Tuesday, April 6, 2010

The Last American Man

Elizabeth Gilbert could have written her hero-worshipping biography of The Last American Man because she was enamored with and possibly loved Eustace Conway and that she wanted to deliver a powerful message to attempt to save our nation from its own greed and sloth by living in harmony with nature. She uses the “man of destiny,” Eustace Conway, to show the possibility that an idealistic mountain man can convert us to a mindful natural way of living. In the Last American Man, Eustace is portrayed as an extraordinary man with very ordinary flaws. Eustace lives in an idealistic world that essentially shuts others out and has no tolerance for varying levels of competence or preferences that are different than his. However, since Elizabeth Gilbert is enamored by Eustace, she often represents him as a masculine hero who can bathe in icy streams and eat road kill.
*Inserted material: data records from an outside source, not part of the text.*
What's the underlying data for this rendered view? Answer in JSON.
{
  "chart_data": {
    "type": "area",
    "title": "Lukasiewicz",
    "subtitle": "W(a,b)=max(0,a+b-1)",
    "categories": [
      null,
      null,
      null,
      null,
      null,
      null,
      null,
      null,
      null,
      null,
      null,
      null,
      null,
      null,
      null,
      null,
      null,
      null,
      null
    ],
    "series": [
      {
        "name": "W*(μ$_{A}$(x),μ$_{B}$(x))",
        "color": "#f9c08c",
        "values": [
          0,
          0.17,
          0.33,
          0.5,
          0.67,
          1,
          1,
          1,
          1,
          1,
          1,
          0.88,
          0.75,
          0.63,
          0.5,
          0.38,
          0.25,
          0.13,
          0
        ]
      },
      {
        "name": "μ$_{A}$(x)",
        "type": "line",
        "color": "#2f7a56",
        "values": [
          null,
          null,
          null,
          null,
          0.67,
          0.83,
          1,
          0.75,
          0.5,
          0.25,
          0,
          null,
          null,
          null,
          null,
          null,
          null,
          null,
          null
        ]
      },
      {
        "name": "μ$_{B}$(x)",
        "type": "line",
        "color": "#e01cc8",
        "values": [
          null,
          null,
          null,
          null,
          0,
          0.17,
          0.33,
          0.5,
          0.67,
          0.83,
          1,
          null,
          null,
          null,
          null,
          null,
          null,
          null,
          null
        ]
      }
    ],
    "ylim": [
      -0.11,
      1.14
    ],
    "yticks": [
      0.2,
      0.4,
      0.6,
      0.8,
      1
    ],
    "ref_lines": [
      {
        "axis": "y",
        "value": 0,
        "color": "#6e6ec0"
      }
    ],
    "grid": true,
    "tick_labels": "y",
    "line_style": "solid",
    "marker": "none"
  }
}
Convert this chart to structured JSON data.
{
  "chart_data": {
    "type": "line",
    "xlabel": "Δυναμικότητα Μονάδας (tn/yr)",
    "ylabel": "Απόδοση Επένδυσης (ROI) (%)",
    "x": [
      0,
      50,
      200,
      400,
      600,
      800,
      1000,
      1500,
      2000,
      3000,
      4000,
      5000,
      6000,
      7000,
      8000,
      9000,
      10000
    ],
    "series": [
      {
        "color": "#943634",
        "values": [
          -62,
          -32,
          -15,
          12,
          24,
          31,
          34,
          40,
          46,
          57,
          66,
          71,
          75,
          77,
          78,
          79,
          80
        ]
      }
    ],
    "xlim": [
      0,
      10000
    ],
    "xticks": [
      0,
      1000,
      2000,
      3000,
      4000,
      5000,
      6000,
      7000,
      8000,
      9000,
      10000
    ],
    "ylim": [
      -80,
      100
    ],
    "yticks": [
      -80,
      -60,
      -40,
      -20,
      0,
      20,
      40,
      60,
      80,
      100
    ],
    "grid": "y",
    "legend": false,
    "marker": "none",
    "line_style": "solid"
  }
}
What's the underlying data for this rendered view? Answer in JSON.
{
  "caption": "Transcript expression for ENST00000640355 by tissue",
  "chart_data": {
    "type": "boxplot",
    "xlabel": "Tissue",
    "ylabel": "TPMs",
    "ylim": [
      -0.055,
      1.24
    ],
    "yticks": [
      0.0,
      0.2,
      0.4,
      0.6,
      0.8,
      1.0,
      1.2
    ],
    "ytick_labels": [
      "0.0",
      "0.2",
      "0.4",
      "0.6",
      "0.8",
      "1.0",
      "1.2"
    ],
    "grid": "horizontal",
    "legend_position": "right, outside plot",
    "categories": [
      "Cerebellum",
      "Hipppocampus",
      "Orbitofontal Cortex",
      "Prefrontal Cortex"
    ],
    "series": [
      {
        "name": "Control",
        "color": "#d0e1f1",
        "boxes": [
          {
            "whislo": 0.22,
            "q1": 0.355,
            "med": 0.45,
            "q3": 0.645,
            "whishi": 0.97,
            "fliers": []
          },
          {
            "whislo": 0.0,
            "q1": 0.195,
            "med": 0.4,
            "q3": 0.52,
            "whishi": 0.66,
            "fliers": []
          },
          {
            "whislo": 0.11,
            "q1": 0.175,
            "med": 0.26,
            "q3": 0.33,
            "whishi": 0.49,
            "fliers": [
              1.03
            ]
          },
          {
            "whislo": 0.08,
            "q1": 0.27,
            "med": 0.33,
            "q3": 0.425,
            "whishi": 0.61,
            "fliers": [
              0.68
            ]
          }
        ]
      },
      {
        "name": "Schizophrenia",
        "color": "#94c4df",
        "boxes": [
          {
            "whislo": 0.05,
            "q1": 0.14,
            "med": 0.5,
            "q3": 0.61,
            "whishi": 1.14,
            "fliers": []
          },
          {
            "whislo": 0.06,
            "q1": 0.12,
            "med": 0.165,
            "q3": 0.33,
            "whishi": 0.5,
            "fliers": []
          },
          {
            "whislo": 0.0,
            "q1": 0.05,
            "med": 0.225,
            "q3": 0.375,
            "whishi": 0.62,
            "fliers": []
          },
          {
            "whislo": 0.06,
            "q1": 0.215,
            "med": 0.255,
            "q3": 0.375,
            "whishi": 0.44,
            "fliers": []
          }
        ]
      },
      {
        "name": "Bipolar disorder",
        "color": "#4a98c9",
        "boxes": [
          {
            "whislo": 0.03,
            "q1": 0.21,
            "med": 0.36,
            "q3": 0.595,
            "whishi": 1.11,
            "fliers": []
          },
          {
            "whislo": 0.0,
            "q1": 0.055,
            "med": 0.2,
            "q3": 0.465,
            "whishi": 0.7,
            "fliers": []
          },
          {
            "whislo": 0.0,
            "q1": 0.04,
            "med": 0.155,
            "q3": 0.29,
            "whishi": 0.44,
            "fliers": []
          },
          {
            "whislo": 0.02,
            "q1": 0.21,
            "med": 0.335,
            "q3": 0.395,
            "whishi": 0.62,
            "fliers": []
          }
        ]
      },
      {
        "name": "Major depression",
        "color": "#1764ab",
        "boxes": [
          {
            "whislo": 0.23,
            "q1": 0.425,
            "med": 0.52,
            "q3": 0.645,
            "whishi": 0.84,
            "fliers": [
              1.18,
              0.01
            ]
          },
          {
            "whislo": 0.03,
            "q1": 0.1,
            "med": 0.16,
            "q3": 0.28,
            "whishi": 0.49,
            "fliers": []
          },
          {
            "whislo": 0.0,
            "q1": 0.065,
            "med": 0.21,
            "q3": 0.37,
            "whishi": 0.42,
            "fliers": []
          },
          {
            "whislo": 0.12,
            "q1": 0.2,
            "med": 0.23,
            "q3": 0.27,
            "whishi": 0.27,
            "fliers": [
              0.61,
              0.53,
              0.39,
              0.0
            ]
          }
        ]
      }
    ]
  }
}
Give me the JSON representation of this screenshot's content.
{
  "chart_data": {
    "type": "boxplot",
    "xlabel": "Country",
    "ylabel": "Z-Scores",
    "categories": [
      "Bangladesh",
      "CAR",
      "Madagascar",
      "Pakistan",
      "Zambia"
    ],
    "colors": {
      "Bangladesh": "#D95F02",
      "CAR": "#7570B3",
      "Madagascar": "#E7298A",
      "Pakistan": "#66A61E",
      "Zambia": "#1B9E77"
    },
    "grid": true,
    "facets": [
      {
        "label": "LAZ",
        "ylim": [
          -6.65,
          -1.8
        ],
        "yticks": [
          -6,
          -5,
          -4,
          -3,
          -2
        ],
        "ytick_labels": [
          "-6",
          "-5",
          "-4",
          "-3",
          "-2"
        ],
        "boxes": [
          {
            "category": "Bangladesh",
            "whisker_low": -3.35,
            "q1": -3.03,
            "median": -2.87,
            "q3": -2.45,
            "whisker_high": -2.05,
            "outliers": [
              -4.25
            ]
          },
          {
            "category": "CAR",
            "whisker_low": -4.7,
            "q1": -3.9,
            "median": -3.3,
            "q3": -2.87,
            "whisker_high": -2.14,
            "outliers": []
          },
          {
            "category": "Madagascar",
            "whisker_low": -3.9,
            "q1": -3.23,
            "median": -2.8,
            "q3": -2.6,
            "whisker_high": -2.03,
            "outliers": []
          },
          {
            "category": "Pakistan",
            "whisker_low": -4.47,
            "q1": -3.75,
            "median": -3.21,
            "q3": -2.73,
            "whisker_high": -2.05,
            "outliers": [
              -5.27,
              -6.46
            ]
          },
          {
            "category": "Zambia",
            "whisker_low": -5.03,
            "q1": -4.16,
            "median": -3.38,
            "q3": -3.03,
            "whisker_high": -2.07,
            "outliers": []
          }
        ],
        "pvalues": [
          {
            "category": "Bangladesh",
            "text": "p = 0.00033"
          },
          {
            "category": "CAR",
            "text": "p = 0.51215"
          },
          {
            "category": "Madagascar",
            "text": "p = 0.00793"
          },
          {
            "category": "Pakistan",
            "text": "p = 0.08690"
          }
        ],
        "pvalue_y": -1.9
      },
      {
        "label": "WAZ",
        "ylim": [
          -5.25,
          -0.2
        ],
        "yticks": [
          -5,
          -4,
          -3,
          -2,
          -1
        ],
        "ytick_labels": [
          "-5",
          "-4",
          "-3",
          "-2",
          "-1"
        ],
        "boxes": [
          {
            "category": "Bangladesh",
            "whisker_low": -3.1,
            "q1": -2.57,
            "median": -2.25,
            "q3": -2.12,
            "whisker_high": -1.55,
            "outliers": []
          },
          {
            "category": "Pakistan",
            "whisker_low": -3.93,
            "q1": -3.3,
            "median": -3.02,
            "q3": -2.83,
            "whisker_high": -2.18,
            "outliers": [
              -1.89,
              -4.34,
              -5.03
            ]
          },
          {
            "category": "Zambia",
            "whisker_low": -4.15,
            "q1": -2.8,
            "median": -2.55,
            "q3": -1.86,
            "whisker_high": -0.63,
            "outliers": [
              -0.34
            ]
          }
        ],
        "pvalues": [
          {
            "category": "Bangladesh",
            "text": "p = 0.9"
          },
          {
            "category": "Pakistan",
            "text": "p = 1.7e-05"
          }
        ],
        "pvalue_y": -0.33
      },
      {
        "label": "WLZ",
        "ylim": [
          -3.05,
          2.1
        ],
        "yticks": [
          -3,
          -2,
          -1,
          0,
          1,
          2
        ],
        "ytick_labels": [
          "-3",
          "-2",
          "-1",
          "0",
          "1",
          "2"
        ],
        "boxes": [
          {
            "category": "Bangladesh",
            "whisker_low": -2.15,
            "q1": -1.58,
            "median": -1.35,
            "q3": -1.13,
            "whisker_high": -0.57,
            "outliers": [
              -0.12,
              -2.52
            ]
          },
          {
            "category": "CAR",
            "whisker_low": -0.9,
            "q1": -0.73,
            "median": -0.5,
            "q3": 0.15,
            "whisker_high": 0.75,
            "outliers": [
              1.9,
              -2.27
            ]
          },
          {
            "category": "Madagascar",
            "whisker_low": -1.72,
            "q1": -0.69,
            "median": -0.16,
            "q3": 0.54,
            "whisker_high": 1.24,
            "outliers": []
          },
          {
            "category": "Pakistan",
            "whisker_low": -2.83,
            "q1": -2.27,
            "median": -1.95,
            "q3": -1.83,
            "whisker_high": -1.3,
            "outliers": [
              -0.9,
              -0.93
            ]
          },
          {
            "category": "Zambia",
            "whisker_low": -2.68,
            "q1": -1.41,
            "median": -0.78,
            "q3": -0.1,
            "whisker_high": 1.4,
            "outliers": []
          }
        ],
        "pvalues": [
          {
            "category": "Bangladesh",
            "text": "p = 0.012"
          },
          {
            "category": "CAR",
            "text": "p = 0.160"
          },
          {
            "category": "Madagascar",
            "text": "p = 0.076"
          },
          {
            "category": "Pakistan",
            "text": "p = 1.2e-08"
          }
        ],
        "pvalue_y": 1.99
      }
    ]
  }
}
On pages fifty-eight and fifty-nine Gilbert states how she feels about Eustace by describing him as a teacher and soft spoken man and compares him to many other books and so-called “mountain men.” Gilbert states, “I am the Teacher of all the People, he seemed to say as he drifted out of his world and hovered over ours. I am trusted and I am to be followed but I am not to be frenched…And he does, after all, bathe in icy streams, so the whole libido problem is a little hard to picture. Still—and this is what got me—Eustace Conway presented himself as an epic American masculine hero.”